A little more than 40 years later, Monroe, now 68, said he still feels regret about leaving Baltimore, citing the naivete of his younger self. Yesterday, Monroe reflected on his career and his time with the Bullets at an event hosted by his former lawyer William "Billy" Murphy at Murphy, Falcon & Murphy in downtown Baltimore to celebrate the official release of his autobiography, "Earl the Pearl: My Story."
After a contract squabble with owner Abe Pollin prompted Monroe to demand out of Baltimore, Monroe was traded to the rival Knicks during the 1971-72 season, just months after the Bullets avenged consecutive playoff series defeats to the Knicks with an Eastern Conference Finals Game 7 victory at Madison Square Garden.
Monroe said that while joining the Knicks required him to adjust to a structured system, at the end of the day he was a basketball player and thought he could fit into any system.
He proved it in New York.
Monroe won a championship with the Knicks, but his style of play changed.The inventor of the spin move averaged seven fewer points per game in New York, as the flashy, score-first guard was thrust out of the spotlight and into the rotation, forced to assimilate into the Knicks' more traditional offense.
When Monroe reflects on his career, he said he sees the impact he's made on the game with no-look passes and dazzling moves.
How Monroe is remembered depends on who is asked, though.
Longtime NBA writer Sam Smith said "unquestionably" his memories of Monroe are from the Pearl's Baltimore days.
"Everything gets more attention when it's in New York, unusually so and unfortunately so," Smith said. "He gets talked about more as a Knick because they won the title and he played alongside Frazier, but his greatness was really with the Bullets."
Still, Carter believes Monroe shouldn't lament bolting Baltimore.
"If he were to regret it, I'm going to tell him myself, 'Pearl you're not guaranteed championships in Baltimore, there's no guarantee you would've been a top-50 player if you stay in Baltimore, we don't know that.
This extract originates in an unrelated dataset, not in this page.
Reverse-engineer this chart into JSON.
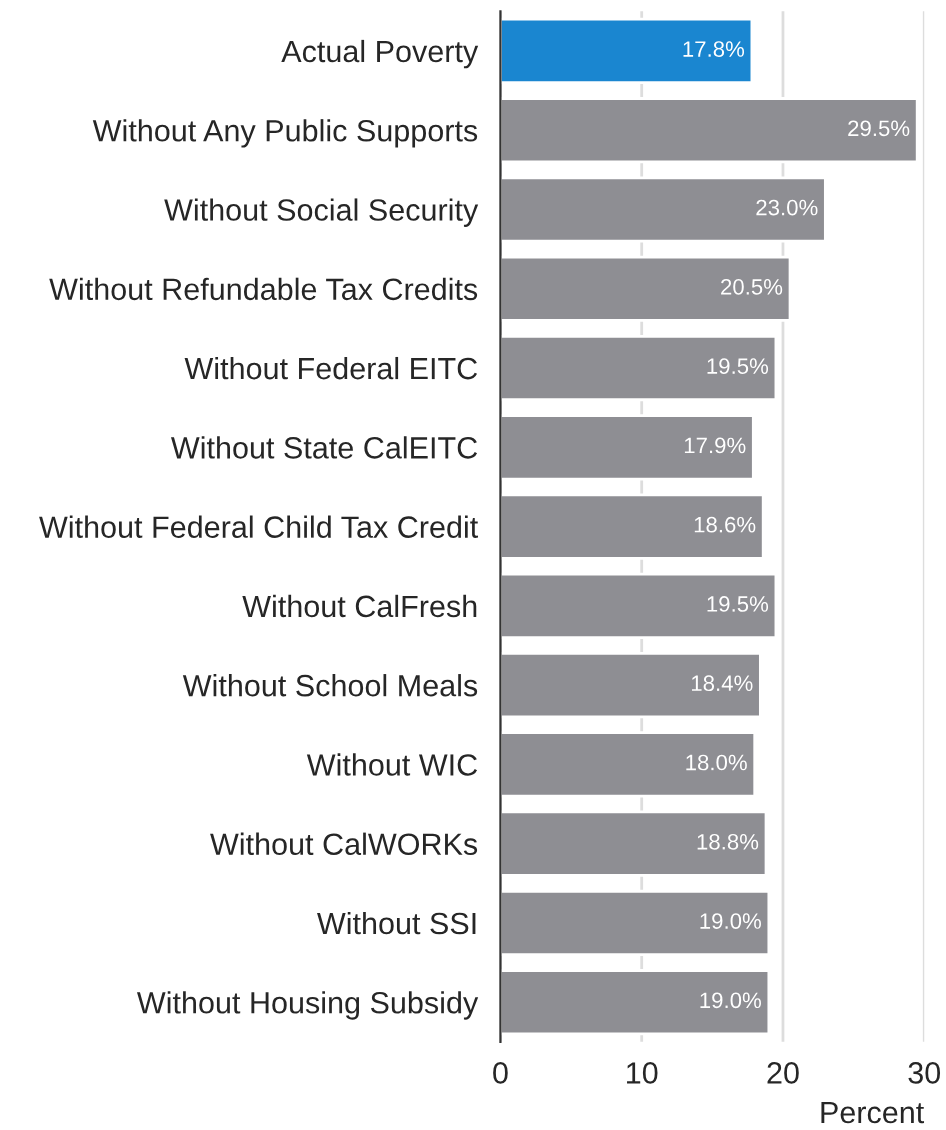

One thing we know for sure is, you've got a title under your belt and you're a top-50 player. Don't look back, there's nothing back there,'" Carter said.
Except back there doesn't seem so desolate to Monroe.
Monroe still has family in the area. He has memories of the days of Earl the Pearl.
Looking out a window from the 23rd floor at One South Street, Monroe recounts driving past Baltimore Civic Center — now 1st Mariner Arena — earlier in the day and the memories that flooded his mind. And he's somewhat haunted by the flashbacks to his first time playing the Bullets as a member of the Knicks, and the "Benedict Earl" signs fans held up from the stands.
The jeers turned to cheers by the end of the game, but Monroe can't shake the fact that he didn't win a title in Baltimore.
Forty years after his lone NBA title, Monroe's knees creak with each step he takes. He no longer owns a Rolls-Royce. But his impact on the game is apparent.
Smith called Monroe a pioneer, a groundbreaking player who ushered in a new era of basketball at his position, like Elgin Baylor and Julius Erving.
Monroe's play often left Smith saying "My gosh, did you see that?"
Sometimes Monroe wishes those words would have been uttered with him in a Bullets uniform longer.